Anna Barbara - Invisible Architecture: Experiencing Places Through the
Sense of Smell “Death/Entropy”

The result is that we start to live in a very artificial world secluded from what exists beyond our walls. The city has become a waste dump. Furthermore we loose our relationship with nature as it becomes less tangible.
It is interesting to think of how our world and us humans would deal with pollution and waste at a large scale. When the outside world becomes uninhabitable, where will we go? Will we live indoors? Find another planet?
Richard Goldstein illustrates well this pessimistic view of our future in The Logical Legend of Heliopause and Cyberfiddle. He shows that the only way to regain our senses of smell and touch is to reconnect with the tangible world.

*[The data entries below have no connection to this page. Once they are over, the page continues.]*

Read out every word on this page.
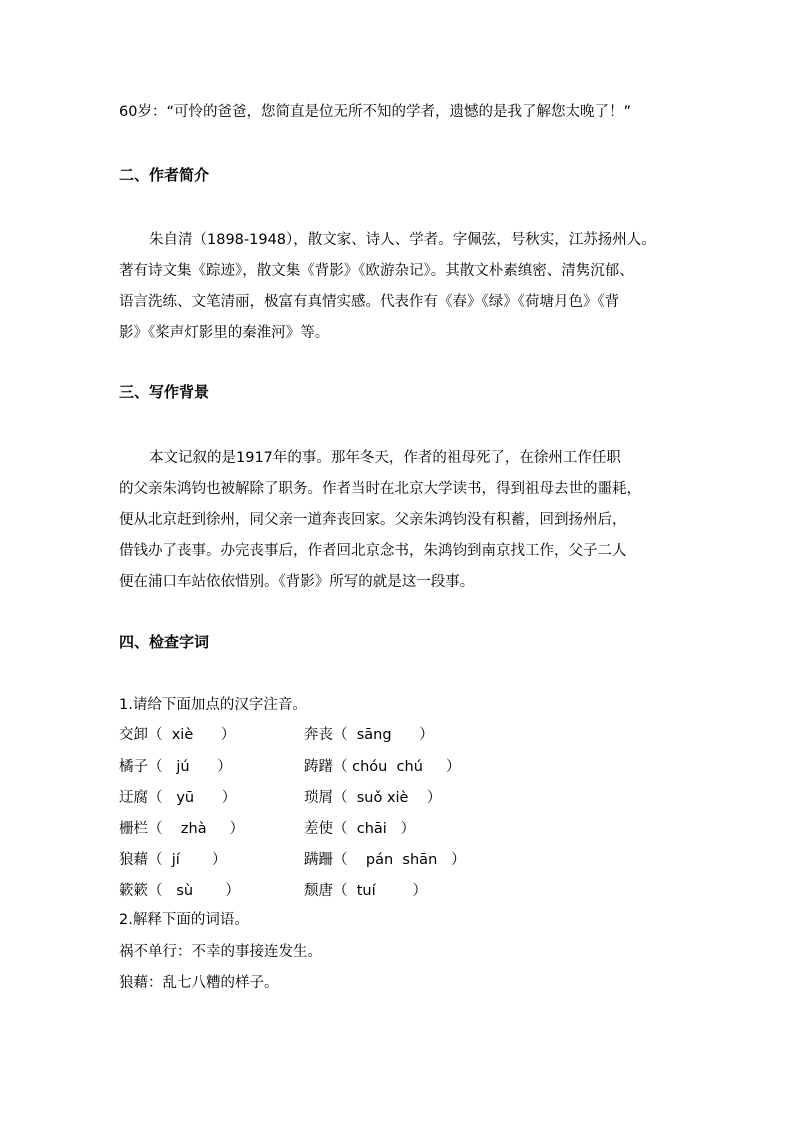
60岁：“可怜的爸爸，您简直是位无所不知的学者，遗憾的是我了解您太晚了！”
二、作者简介
朱自清（1898-1948），散文家、诗人、学者。字佩弦，号秋实，江苏扬州人。
著有诗文集《踪迹》，散文集《背影》《欧游杂记》。其散文朴素缜密、清隽沉郁、
语言洗练、文笔清丽，极富有真情实感。代表作有《春》《绿》《荷塘月色》《背
影》《桨声灯影里的秦淮河》等。
三、写作背景
本文记叙的是1917年的事。那年冬天，作者的祖母死了，在徐州工作任职
的父亲朱鸿钧也被解除了职务。作者当时在北京大学读书，得到祖母去世的噩耗，
便从北京赶到徐州，同父亲一道奔丧回家。父亲朱鸿钧没有积蓄，回到扬州后，
借钱办了丧事。办完丧事后，作者回北京念书，朱鸿钧到南京找工作，父子二人
便在浦口车站依依惜别。《背影》所写的就是这一段事。
四、检查字词
1.请给下面加点的汉字注音。
交卸（  xiè      ）	奔丧（  sāng      ）
橘子（   jú      ）	踌躇（ chóu  chú     ）
迂腐（   yū      ）	琐屑（  suǒ xiè    ）
栅栏（    zhà     ）	差使（  chāi   ）
狼藉（  jí       ）	蹒跚（    pán  shān   ）
簌簌（   sù       ）	颓唐（  tuí        ）
2.解释下面的词语。
祸不单行：不幸的事接连发生。
狼藉：乱七八糟的样子。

Tommaso Filippo Marinetti said in his Manifesto (1910):
“The realm of life has become the realm of ‘non-life’; It is a world of death. Death is no longer represented by stinking feces and corpses. Now it symbols are clean, gleaming machines; men are no longer attracted to fetid latrines, but to structures in glass and aluminum.”

Through a structure inspired by Le Corbusier's Villa Savoie, Donald Judd's installations and the Monolith in Kubrick's Space Odyssey, I am building a tall structure where I let the users explore and smell through the protruding ducts odors that have left our lives, maybe forever.